Efficiency would also be improved by a more competitive grant process, which will require overcoming inefficient and politicized formula-based funding schemes. The current regime prioritizes large, state-planned infrastructure projects with strict eligibility criteria and conditions (hence, “formula”) that allocate funding according to congressional representation rather than transit need or cost-effectiveness. This wasteful system persists because massive, job-creating public works projects are an excellent way for politicians to garner constituent support. As former assistant transportation secretary Emil Frankel notes, “if Congress could, they’d be earmarking, with the [resulting funding] gap breached by borrowing.”
Frankel thinks the funding crisis “creates a necessity for total transformation” of the formula-based regime, which he advises replacing with discretionary programs that evaluate infrastructure projects on a need-based, case-by-case basis. The government could expand on the success of initiatives like the Transportation Investment Generating Economic Recovery grants in the stimulus, which fulfill infrastructure needs by allowing firms to not only bid on contracts, but to propose any mode of transportation—rail, port, highway, bridge, intermodal, etc.—to provide the most efficient transportation. The grants were so popular that the DoT received close to $57 billion worth of project applications for only $1.5 billion of stimulus funds. For Mueller and many others, this program is “a microcosm of what we want the authorization bill to do in general.”
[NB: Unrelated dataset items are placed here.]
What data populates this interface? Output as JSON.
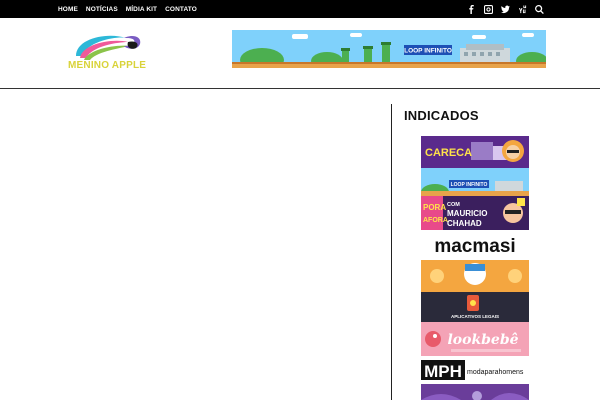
{
  "nav": {
    "items": [
      "HOME",
      "NOTÍCIAS",
      "MÍDIA KIT",
      "CONTATO"
    ]
  },
  "social_icons": [
    "facebook-icon",
    "instagram-icon",
    "twitter-icon",
    "youtube-icon",
    "search-icon"
  ],
  "header": {
    "logo_text": "MENINO APPLE",
    "banner_label": "LOOP INFINITO"
  },
  "sidebar": {
    "title": "INDICADOS",
    "ads": {
      "careca": "CARECA",
      "loop": "LOOP INFINITO",
      "porafora_line1": "PORA",
      "porafora_line2": "AFORA",
      "porafora_com": "COM",
      "porafora_name1": "MAURICIO",
      "porafora_name2": "CHAHAD",
      "macmasi": "macmasi",
      "apps": "APLICATIVOS LEGAIS",
      "lookbebe": "lookbebê",
      "mph": "MPH",
      "mph_text": "modaparahomens"
    }
  },
  "colors": {
    "topbar": "#000000",
    "logo_text": "#d9d33a",
    "accent_purple": "#6a3d9a"
  }
}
The best reauthorization bill would incorporate all of these strategies, but how infrastructure funding will be reformed remains unclear. The Oberstar proposal includes greater investment in public transit à la Mueller and a shift toward a discretionary framework along the lines of Frankel’s recommendations, but it has languished in committee for over a year. “Unfortunately,” Mueller opines, “things have to get pretty bad before we’re willing to think about new strategies that work better.”